Longreads
- Forbes profiles Peak6 and Apex Clearing; Peak6 started out in derivatives trading, ran into trouble with their nearly-insolvent clearing company, and ended up acquiring it in order to offer clearing services to other fast-growth companies. In finance, there seems to be a tendency for the companies that are good at engineering to be more agile about moving to parts of the supply chain where they have a bigger competitive advantage. When investing is a systematic discipline, the skillset is more translatable to other things adjacent to it.
- Rohit at Strange Loop Canon writes about how some small teams can quickly learn to build a nuclear weapon, while larger and better-funded ones can forget how to. Especially interesting is the riff on poaching talent but not being able to use it, and on the low ROI of industrial espionage. This implies that a distinct company culture can be a particularly effective defensive tool; the people who thrive in a particular company culture are less likely to succeed anywhere else.

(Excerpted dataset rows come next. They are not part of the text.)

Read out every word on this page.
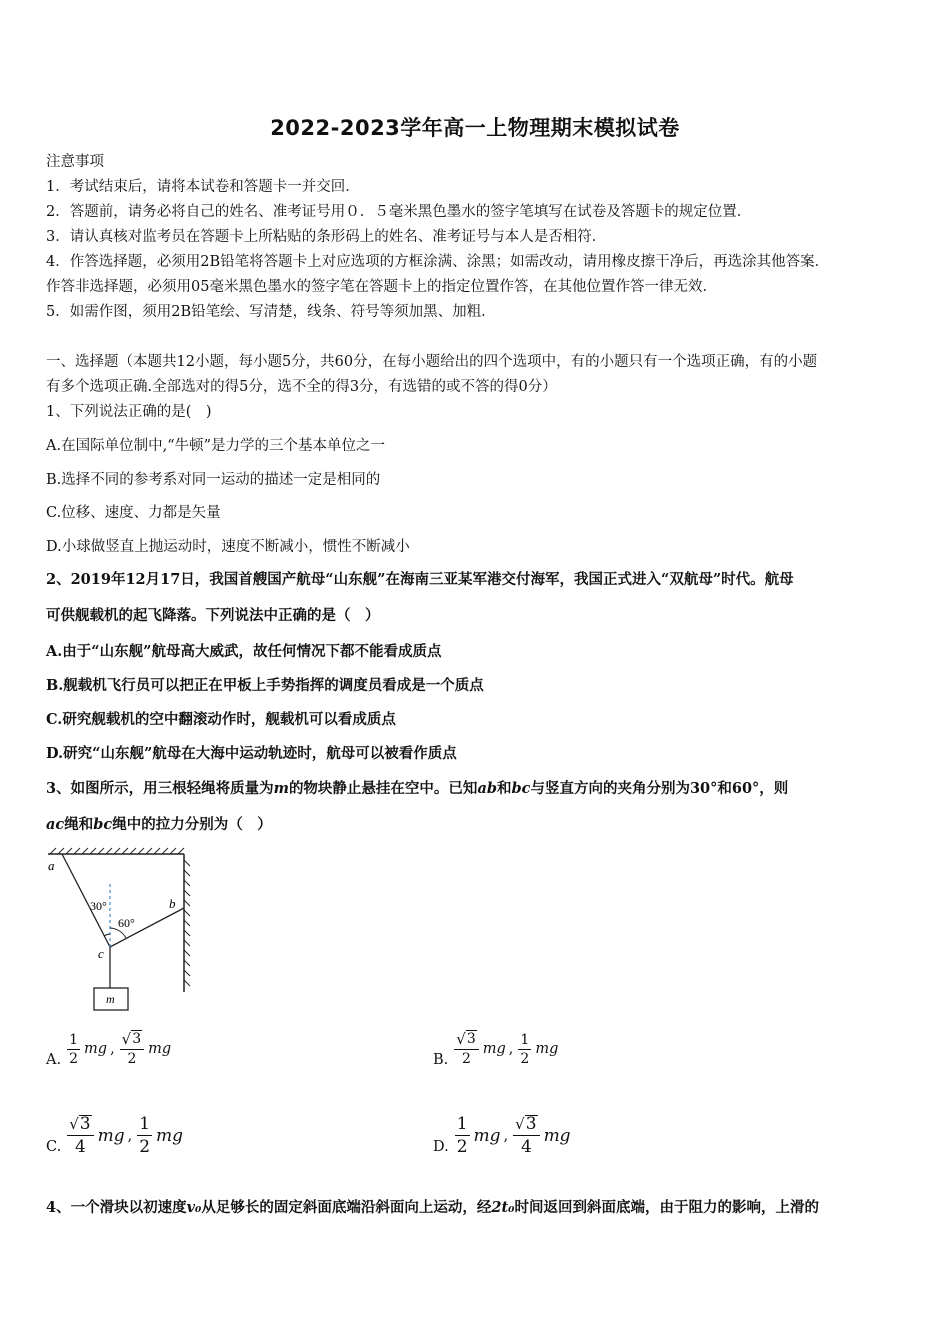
2022-2023学年高一上物理期末模拟试卷
注意事项
1．考试结束后，请将本试卷和答题卡一并交回．
2．答题前，请务必将自己的姓名、准考证号用０．５毫米黑色墨水的签字笔填写在试卷及答题卡的规定位置．
3．请认真核对监考员在答题卡上所粘贴的条形码上的姓名、准考证号与本人是否相符．
4．作答选择题，必须用2B铅笔将答题卡上对应选项的方框涂满、涂黑；如需改动，请用橡皮擦干净后，再选涂其他答案．
作答非选择题，必须用05毫米黑色墨水的签字笔在答题卡上的指定位置作答，在其他位置作答一律无效．
5．如需作图，须用2B铅笔绘、写清楚，线条、符号等须加黑、加粗．
一、选择题（本题共12小题，每小题5分，共60分，在每小题给出的四个选项中，有的小题只有一个选项正确，有的小题
有多个选项正确.全部选对的得5分，选不全的得3分，有选错的或不答的得0分）
1、下列说法正确的是(　)
A.在国际单位制中,“牛顿”是力学的三个基本单位之一
B.选择不同的参考系对同一运动的描述一定是相同的
C.位移、速度、力都是矢量
D.小球做竖直上抛运动时，速度不断减小，惯性不断减小
2、2019年12月17日，我国首艘国产航母“山东舰”在海南三亚某军港交付海军，我国正式进入“双航母”时代。航母
可供舰载机的起飞降落。下列说法中正确的是（　）
A.由于“山东舰”航母高大威武，故任何情况下都不能看成质点
B.舰载机飞行员可以把正在甲板上手势指挥的调度员看成是一个质点
C.研究舰载机的空中翻滚动作时，舰载机可以看成质点
D.研究“山东舰”航母在大海中运动轨迹时，航母可以被看作质点
3、如图所示，用三根轻绳将质量为m的物块静止悬挂在空中。已知ab和bc与竖直方向的夹角分别为30°和60°，则
ac绳和bc绳中的拉力分别为（　）
a
b
c
m
30°
60°
A. $\frac{1}{2}$ mg , $\frac{√ 3}{2}$ mg
B. $\frac{√ 3}{2}$ mg , $\frac{1}{2}$ mg
C. $\frac{√ 3}{4}$ mg , $\frac{1}{2}$ mg
D. $\frac{1}{2}$ mg , $\frac{√ 3}{4}$ mg
4、一个滑块以初速度v₀从足够长的固定斜面底端沿斜面向上运动，经2t₀时间返回到斜面底端，由于阻力的影响，上滑的
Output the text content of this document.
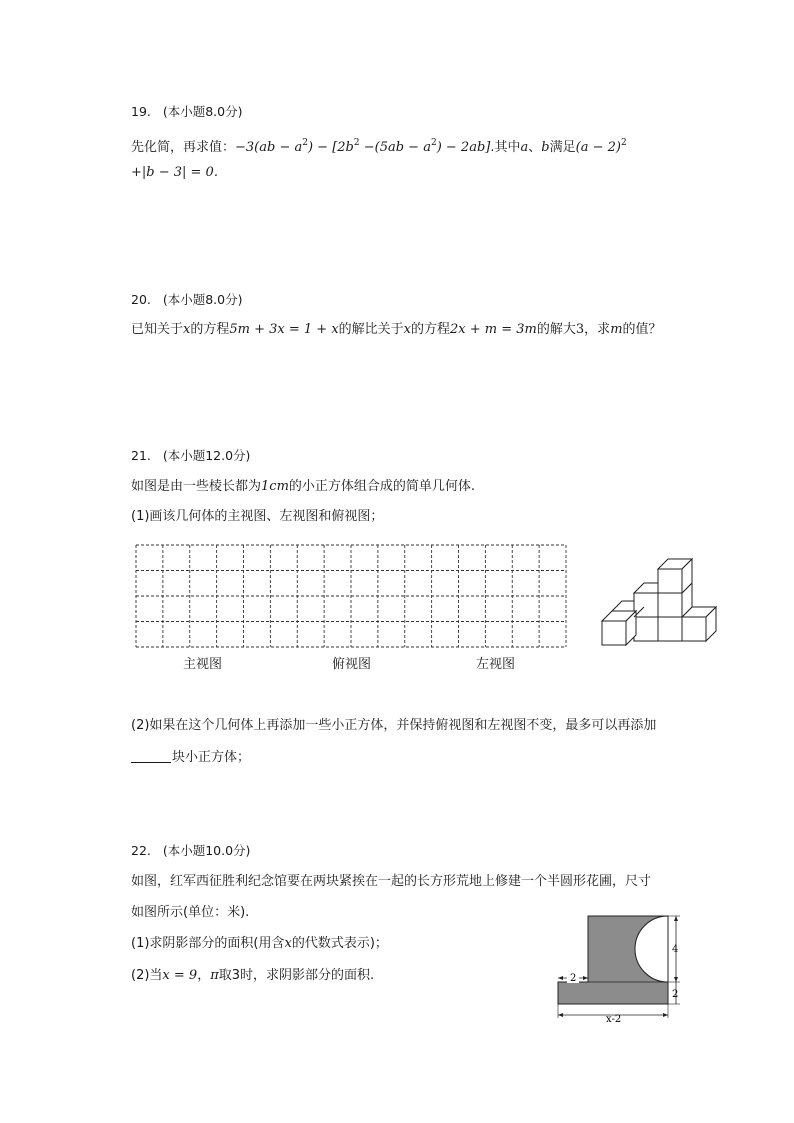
19. (本小题8.0分)
先化简，再求值：$-3(ab - a^2) - [2b^2 -(5ab - a^2) - 2ab]$.其中a、b满足$(a - 2)^2$
+|b − 3| = 0.
20. (本小题8.0分)
已知关于x的方程5m + 3x = 1 + x的解比关于x的方程2x + m = 3m的解大3，求m的值？
21. (本小题12.0分)
如图是由一些棱长都为1cm的小正方体组合成的简单几何体.
(1)画该几何体的主视图、左视图和俯视图；
主视图	俯视图	左视图
(2)如果在这个几何体上再添加一些小正方体，并保持俯视图和左视图不变，最多可以再添加
块小正方体；
22. (本小题10.0分)
如图，红军西征胜利纪念馆要在两块紧挨在一起的长方形荒地上修建一个半圆形花圃，尺寸
如图所示(单位：米).
(1)求阴影部分的面积(用含x的代数式表示)；
(2)当x = 9，π取3时，求阴影部分的面积.	2
4
2
x-2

- Estimating the cost of technical debt: this paper argues that states whose unemployment benefit systems were written in COBOL caused delays in unemployment benefits with an aggregate GDP impact of $215bn in current dollars. (I have written before on the case for either subsidizing or banning COBOL.) (Via Marginal Revolution.)
- Casey Handmer on why Starship is a big deal. If going to space was in some sense worth it at the old cost structure, how much more worthwhile is it when the cost drops by orders of magnitude?
- Scholars Stage has a great meditation on the two Bush presidencies: the GHWB administration had numerous foreign policy triumphs, GWB had many failures, and the people in charge were often exactly the same.
Books
- Vaclav Smil, Natural Gas: Fuel for the 21st Century: Peter Zeihan has gotten a lot of mileage out of analyzing economics and geopolitics by paying attention to actual geography—as it turns out, soil, rainfall, mountain ranges, and natural resource deposits are a big deal, and ignoring them is perilous. Vaclav Smil has a sort of twist on this: the book is about the history of, economics of, and utility of natural gas, and a recurring theme is that Smil defaults to thinking in terms of chemical reactions. Different mental models come in and out of favor over time (Zeihan-style thinking was pretty unfashionable in the 90s, for example), and my guess is that the chemistry-fluent thinkers have a good decade ahead of them as more and more decisions start with Fermi estimates of emissions impacts.
Open Thread
- As always, share any links that Diff readers would enjoy.
- In light of yesterday's riff on Meta, let's talk about the Metaverse: who has a head start (besides Roblox), who is investing the most (besides Meta), who gets the most spillover benefits (besides Nvidia—the demand for triangles that refresh 60 times a second will keep on exploding)?